In the summertime, we were all recently vaccinated for the first time, and the semester was marked by meeting new friends and outdoor adventures. I had met Ish and Jo, who were already friends, through mutual friends, and we decided to absolutely solidify what we decided would be a steadfast future friendship by all going to the creek. We had all spent time in groups together, but never just us three, so the car ride was a quintessential windows-down, air buzzing with excitement kind of excursion. We became sidetracked by a tire sale in someone’s front yard, but ditched the idea when we saw the size of the tires (up close) in relation to a human being. More importantly, on the meandering drive to the creek we came upon a huge sign tacked up to a barn that read Cherry Picking! Of course we pulled in and paid seven dollars for a gallon bucket.
In a matter of minutes we had crossed the road into a trove of cherry trees. We climbed up tree trunks and swatted at branches, reaching for the brightest cherries. Maybe we ate some out of the bucket or off the tree, but the pits that littered the grass proved we were not the first. The landscape looked unreal. The trees were heavy with fruit and like little kids we were holding each other up to reach the tallest branch, then turning to catch cherries in our mouths as Ish pelted them down with near perfect aim towards the beloved bucket. This memory felt like the epitome of summer, but as the light began to grow more golden, we realized we had never made it to the creek.
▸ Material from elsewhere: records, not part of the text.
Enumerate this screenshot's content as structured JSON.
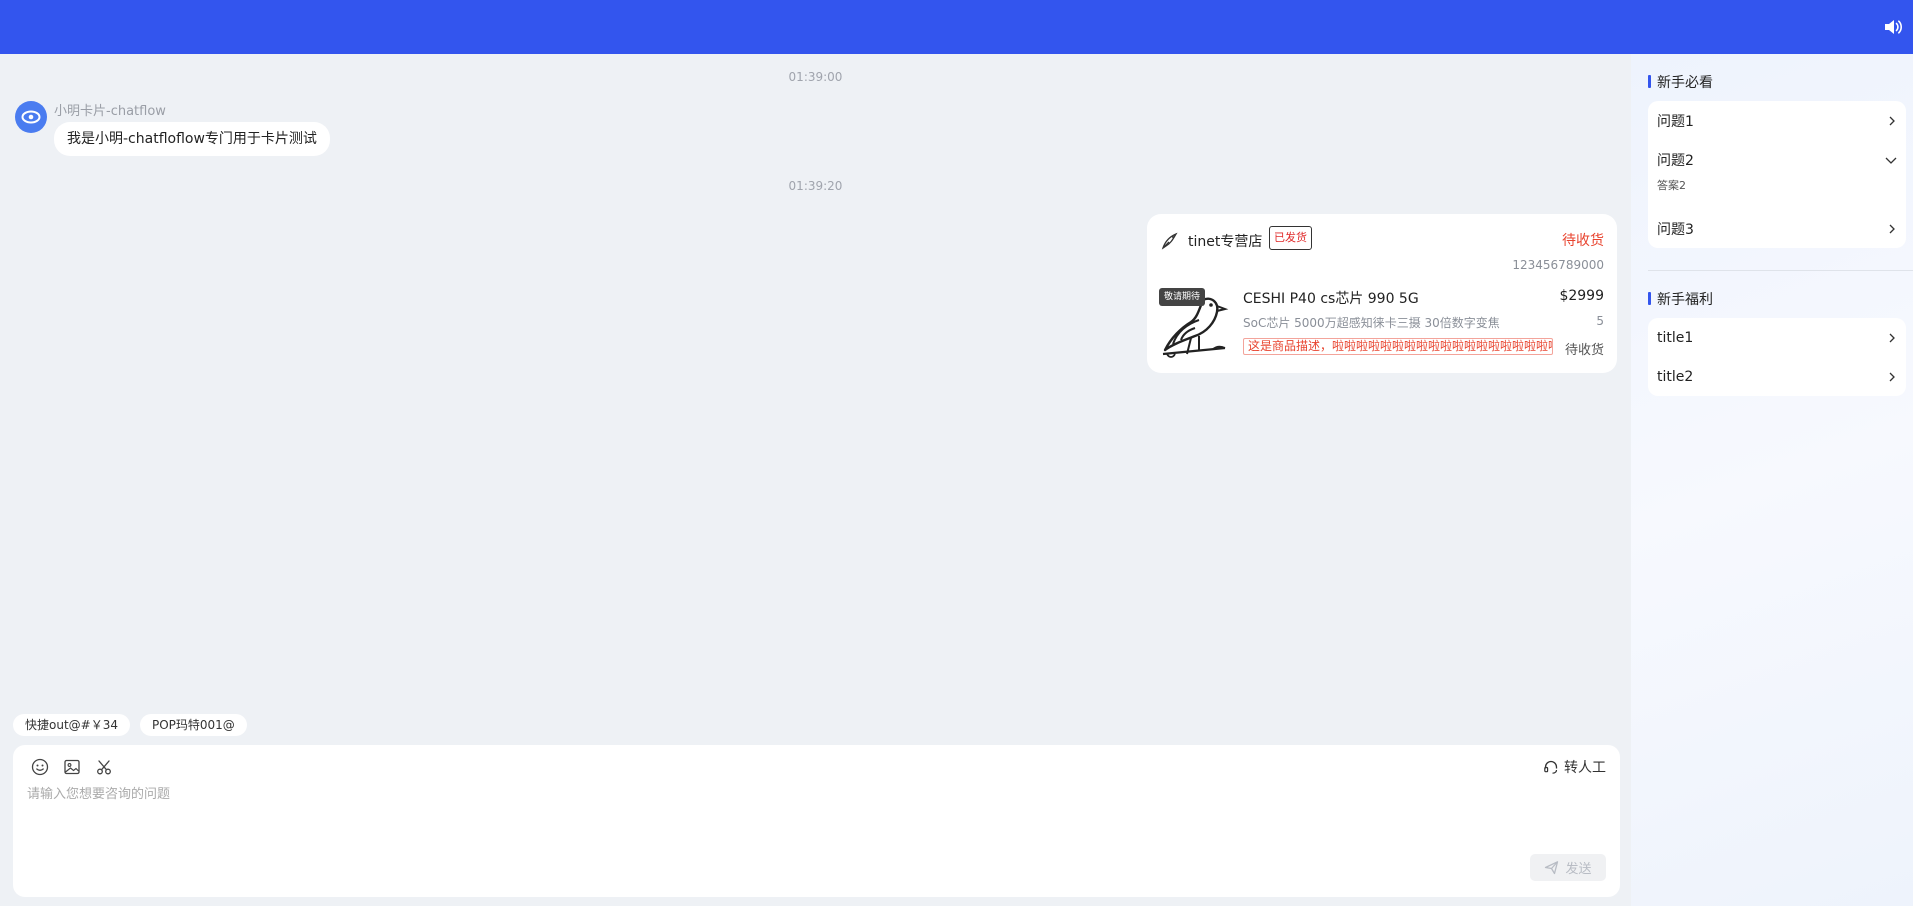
{
  "header": {
    "sound_icon": "speaker-icon",
    "color": "#3355ee"
  },
  "chat": {
    "timestamps": [
      "01:39:00",
      "01:39:20"
    ],
    "bot": {
      "name": "小明卡片-chatflow",
      "message": "我是小明-chatfloflow专门用于卡片测试",
      "avatar_icon": "eye-icon"
    },
    "order_card": {
      "shop_name": "tinet专营店",
      "ship_badge": "已发货",
      "status": "待收货",
      "order_no": "123456789000",
      "product": {
        "tag": "敬请期待",
        "name": "CESHI P40 cs芯片 990 5G",
        "price": "$2999",
        "spec": "SoC芯片 5000万超感知徕卡三摄 30倍数字变焦",
        "qty": "5",
        "description": "这是商品描述，啦啦啦啦啦啦啦啦啦啦啦啦啦啦啦啦啦啦啦啦啦啦",
        "status": "待收货"
      }
    }
  },
  "quick_replies": [
    "快捷out@#￥34",
    "POP玛特001@"
  ],
  "input": {
    "placeholder": "请输入您想要咨询的问题",
    "value": "",
    "transfer_label": "转人工",
    "send_label": "发送",
    "tools": [
      "emoji-icon",
      "image-icon",
      "scissors-icon"
    ]
  },
  "sidebar": {
    "section1": {
      "title": "新手必看",
      "items": [
        {
          "label": "问题1",
          "expanded": false
        },
        {
          "label": "问题2",
          "expanded": true,
          "answer": "答案2"
        },
        {
          "label": "问题3",
          "expanded": false
        }
      ]
    },
    "section2": {
      "title": "新手福利",
      "items": [
        {
          "label": "title1"
        },
        {
          "label": "title2"
        }
      ]
    }
  }
}
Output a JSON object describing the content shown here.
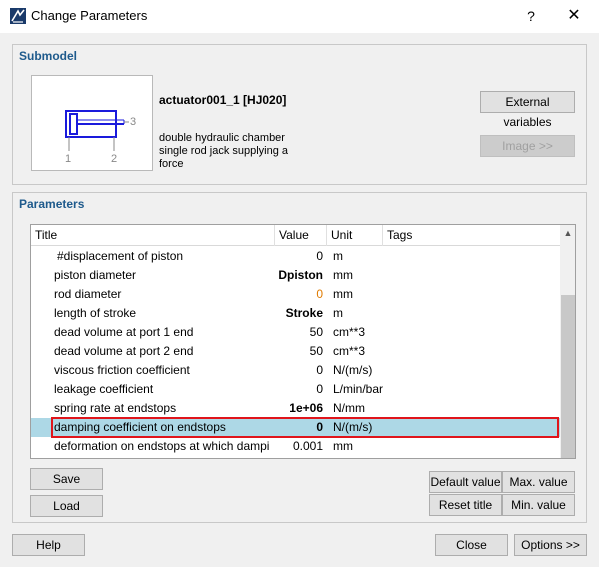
{
  "window": {
    "title": "Change Parameters",
    "help_glyph": "?",
    "close_glyph": "✕"
  },
  "submodel": {
    "heading": "Submodel",
    "name": "actuator001_1 [HJ020]",
    "description_lines": [
      "double hydraulic chamber",
      "single rod jack supplying a",
      "force"
    ],
    "port_labels": [
      "1",
      "2",
      "3"
    ],
    "external_variables_label": "External variables",
    "image_label": "Image >>"
  },
  "parameters": {
    "heading": "Parameters",
    "columns": [
      "Title",
      "Value",
      "Unit",
      "Tags"
    ],
    "rows": [
      {
        "title": "#displacement of piston",
        "value": "0",
        "unit": "m",
        "style": "normal",
        "indent": true
      },
      {
        "title": "piston diameter",
        "value": "Dpiston",
        "unit": "mm",
        "style": "bold"
      },
      {
        "title": "rod diameter",
        "value": "0",
        "unit": "mm",
        "style": "orange"
      },
      {
        "title": "length of stroke",
        "value": "Stroke",
        "unit": "m",
        "style": "bold"
      },
      {
        "title": "dead volume at port 1 end",
        "value": "50",
        "unit": "cm**3",
        "style": "normal"
      },
      {
        "title": "dead volume at port 2 end",
        "value": "50",
        "unit": "cm**3",
        "style": "normal"
      },
      {
        "title": "viscous friction coefficient",
        "value": "0",
        "unit": "N/(m/s)",
        "style": "normal"
      },
      {
        "title": "leakage coefficient",
        "value": "0",
        "unit": "L/min/bar",
        "style": "normal"
      },
      {
        "title": "spring rate at endstops",
        "value": "1e+06",
        "unit": "N/mm",
        "style": "bold"
      },
      {
        "title": "damping coefficient on endstops",
        "value": "0",
        "unit": "N/(m/s)",
        "style": "bold",
        "selected": true
      },
      {
        "title": "deformation on endstops at which dampin...",
        "value": "0.001",
        "unit": "mm",
        "style": "normal"
      }
    ],
    "scroll_up_glyph": "▲",
    "save_label": "Save",
    "load_label": "Load",
    "default_value_label": "Default value",
    "max_value_label": "Max. value",
    "reset_title_label": "Reset title",
    "min_value_label": "Min. value"
  },
  "footer": {
    "help_label": "Help",
    "close_label": "Close",
    "options_label": "Options >>"
  },
  "colors": {
    "accent": "#1e5a8c",
    "selection": "#add8e6",
    "highlight_border": "#e0151b",
    "orange_value": "#e07b00"
  }
}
Scrambling back to the barn, then the car, we promptly rolled all the windows back down and rushed to catch the light as it flooded across fields and towards the creek. A long bumpy dirt road leads to a tiny parking lot and a walk through sparse woods to get down to the water. I remember the light filtering through the trees really beautifully and our cackling over some silly conversation as we bantered back and forth.
The water is deep at parts and extremely shallow at others so it’s always a surprise when first wading in. A swinging rope where a tire swing probably used to be hangs over the water, inviting mass splashing and good fun. We swam across the creek and started making our way further along the bank, not bothering to keep too much of an eye on our towels and other belongings left on the other side. At golden hour that day, we somehow had the entire place to ourselves. That is partially the magic of the creek. In the summertime, I constantly heard everyone talking about going or wanting to go, but the couple times I made it there with my friends, the space was always blissfully empty and extremely tranquil.
I didn’t know that these two people would become such close friends of mine that summer, but the memory of scrambling through the creek, up onto huge rocks to dry off under the sun is a really happy one. In the middle of the creek, we had a big chat and floated alongside each other. The trees are tall and thin and the leaves are rounded and bright green. There’s something both intriguing and terrifying about stepping into creek sludge as one tries to climb out back onto the bank. As the light began to fall, we made our way back in through the trees towards the car and drove back with huge wind blowing through the windows.
Oberlin is not a big city, it’s not a large town. But part of going to school in a space that is not crowded with people are the spaces that are peaceful and hidden away, like the creek. Those are the places where some of my best memories exist, and if I can give any advice to incoming students it would be to actively seek out those places, filled with nature where silly shrieking is encouraged and long conversations come naturally.
Responses to this Entry
It's actually called Chance Creek Nature Preserve, and has been owned by the college since the 1930s.